As for the LXX, that was a different time, different place, and you can't draw the inference that there couldn't have been a difference in idiom.  Obviously there was, because as far as I can find, the LXX term for "week" ("ebdomadas") isn't used anywhere in the NT corpus.  It's just not how they did it there. Think of it as a difference in dialect, like Midwestern rural-speak versus east-coast news-speak. It happens.

And there are other problems as well. In Greek there is a principle called "concord," the idea that word order can be shuffled and the meaning retained because the relationship between the words is established by their inflectional form, not by their position.  This is important to our discussion because the case, gender and number of a noun's modifier must agree with the noun it is supposed to be modifying.  If it doesn't agree, the modifier is modifying something else. And if you can't find the "something else," odds are it's implied as a substantive, i.e., an unstated word implied by the context.

So in the case of, for example, Matthew 28:1, mian sabbatwn, "mian" ("one") is feminine, accusative, and singular, whereas "sabbatwn" is neuter, genitive, and plural. Concord fails. "One" does not modify "sabbatwn."  What does it modify? By idiomatic usage, it modifies "day," implied by the context.  So "On [day] one of [the] week ...," which we can do, because word order doesn't change the functional relationships.  What word order can do, thus liberated, is become a great tool to add emphasis, such that words at the beginning of a phrase can have more pizazz than words that follow along at the end, yet without losing the basic sense of the sentence.  Which I happen to think is a pretty cool feature of the language. :)
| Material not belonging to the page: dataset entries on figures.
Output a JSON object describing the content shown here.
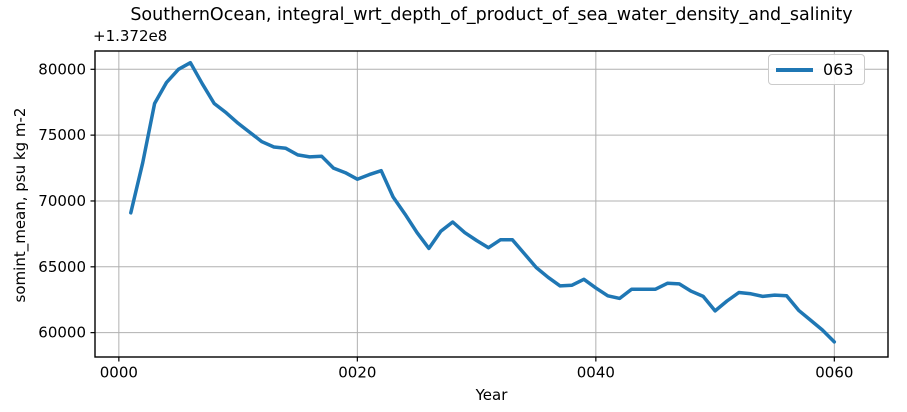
{
  "figure": {
    "title": "SouthernOcean, integral_wrt_depth_of_product_of_sea_water_density_and_salinity",
    "y_axis_offset": "+1.372e8",
    "xlabel": "Year",
    "ylabel": "somint_mean, psu kg m-2",
    "legend": {
      "position": "upper right",
      "entries": [
        {
          "label": "063",
          "color": "#1f77b4"
        }
      ]
    }
  },
  "chart_data": {
    "type": "line",
    "title": "SouthernOcean, integral_wrt_depth_of_product_of_sea_water_density_and_salinity",
    "xlabel": "Year",
    "ylabel": "somint_mean, psu kg m-2",
    "y_offset_text": "+1.372e8",
    "y_offset_base": 137200000,
    "grid": true,
    "legend_position": "upper right",
    "xlim": [
      -2,
      64.5
    ],
    "ylim": [
      58150,
      81390
    ],
    "xticks": {
      "values": [
        0,
        20,
        40,
        60
      ],
      "labels": [
        "0000",
        "0020",
        "0040",
        "0060"
      ]
    },
    "yticks": {
      "values": [
        60000,
        65000,
        70000,
        75000,
        80000
      ],
      "labels": [
        "60000",
        "65000",
        "70000",
        "75000",
        "80000"
      ]
    },
    "colors": {
      "line": "#1f77b4",
      "grid": "#b0b0b0",
      "frame": "#000000"
    },
    "series": [
      {
        "name": "063",
        "color": "#1f77b4",
        "x": [
          1,
          2,
          3,
          4,
          5,
          6,
          7,
          8,
          9,
          10,
          11,
          12,
          13,
          14,
          15,
          16,
          17,
          18,
          19,
          20,
          21,
          22,
          23,
          24,
          25,
          26,
          27,
          28,
          29,
          30,
          31,
          32,
          33,
          34,
          35,
          36,
          37,
          38,
          39,
          40,
          41,
          42,
          43,
          44,
          45,
          46,
          47,
          48,
          49,
          50,
          51,
          52,
          53,
          54,
          55,
          56,
          57,
          58,
          59,
          60
        ],
        "y": [
          69100,
          72900,
          77400,
          79000,
          80000,
          80500,
          78900,
          77400,
          76700,
          75900,
          75200,
          74500,
          74100,
          74000,
          73500,
          73350,
          73400,
          72500,
          72150,
          71650,
          72000,
          72300,
          70300,
          69000,
          67600,
          66400,
          67700,
          68400,
          67600,
          67000,
          66450,
          67050,
          67050,
          66000,
          64950,
          64200,
          63550,
          63600,
          64050,
          63400,
          62800,
          62600,
          63300,
          63300,
          63300,
          63750,
          63700,
          63150,
          62750,
          61650,
          62400,
          63050,
          62950,
          62750,
          62850,
          62800,
          61700,
          60950,
          60200,
          59300
        ]
      }
    ]
  }
}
Anyway, with so much weighing in favor of idomatic usage, it is easier to see how sabbatwn could appeal to a well-seasoned translator as an NT way of referring to what we now call "week." Especially when you've got the same stem being deployed in Luke 18:12, "I fast twice in the week," where "dis" ("twice") is an adverb and so bypasses the concord problem, and sabbatou is singular but the same stem as sabbatwn, just inflected for a context where a day of the week is not being referenced.  

But again, all of this is a distraction.  The essence of the law is love for God and love for one another.  We may all become experts at lesser things, but if we fail at love, we are but sound and fury, signifying nothing.  Not a happy ending, that.

Peace,

SR

78 posted on 08/07/2015 9:59:36 PM PDT by Springfield Reformer (Winston Churchill: No Peace Till Victory!)